BERT is a very recent introduction that has provided us the-state-of-art results in many NLP tasks Published by researchers at Google AI language; its main outline is creating a bi-directional training of a transformer. When trained bi-directionally, the model has a deeper sense of the context of the language.
What is the necessity of BERT?
The most challenging aspect of any NLP problem is the deficit of training data. Despite the availability of enormous training data in general if we want to categorize the training set into task-specific datasets, we need to segregate them into many sub-categories. After this segregation, we end up with only a few hundred thousand odd human-labeled training datasets. Unfortunately, the Deep Learning based NLP tasks; require a much higher amount and can only have a significant accuracy or represent improvement only when trained with an enormous dataset.

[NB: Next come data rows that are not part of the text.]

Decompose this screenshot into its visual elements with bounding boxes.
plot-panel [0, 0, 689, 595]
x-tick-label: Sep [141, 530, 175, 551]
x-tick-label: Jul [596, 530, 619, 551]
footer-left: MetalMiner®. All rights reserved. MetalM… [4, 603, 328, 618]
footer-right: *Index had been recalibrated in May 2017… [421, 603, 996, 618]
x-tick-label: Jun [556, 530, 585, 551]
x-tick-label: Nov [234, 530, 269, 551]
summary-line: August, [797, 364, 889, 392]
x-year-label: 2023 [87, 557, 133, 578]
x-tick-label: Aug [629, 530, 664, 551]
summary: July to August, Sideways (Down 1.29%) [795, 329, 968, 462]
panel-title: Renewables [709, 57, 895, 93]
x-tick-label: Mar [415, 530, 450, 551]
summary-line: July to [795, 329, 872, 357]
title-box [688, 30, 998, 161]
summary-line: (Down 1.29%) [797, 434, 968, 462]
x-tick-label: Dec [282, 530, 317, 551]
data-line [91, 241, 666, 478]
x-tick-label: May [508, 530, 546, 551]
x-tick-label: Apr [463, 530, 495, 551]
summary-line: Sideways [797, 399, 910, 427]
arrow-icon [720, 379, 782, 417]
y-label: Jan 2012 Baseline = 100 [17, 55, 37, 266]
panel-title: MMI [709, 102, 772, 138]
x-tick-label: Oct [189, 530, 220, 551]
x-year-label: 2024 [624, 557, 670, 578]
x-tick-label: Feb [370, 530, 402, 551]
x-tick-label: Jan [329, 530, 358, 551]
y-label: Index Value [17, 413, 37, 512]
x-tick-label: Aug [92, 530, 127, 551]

To overcome this shortcoming, researchers and scholars have come up with techniques for general-purpose language representation with the help of unannotated text available on the web (pre-training). These models can then be fine-tuned for smaller task-specific datasets. This method significantly increases the accuracy when compared to the model trained on a small dataset for task-specific from the scratch, thus drastically reducing the training data that we usually require.
Why is BERT so powerful?
The BERT rather than predicting the next word in the sequence masks a finite percent of words within the sequence randomly and tries to predict them. This is termed Masked LM (MLM). The reason why the BERT model is powerful is because instead of predicting the subsequent word in the sequence, the model accounts for all words in the sequence and comes up with a deeper understanding of the context. To explain it more clearly, the usage of words in any language for that matter depends entirely on the context:
Let’s say we have two sentences: he is an avid book reader, and he went to book movie tickets along with his friend. In the two sentences, the word book incorporates a different meaning based on the context in which the word is used. BERT analyses and learns this contextual meaning to differentiate between the same words used in different locations.
Hope this was helpful.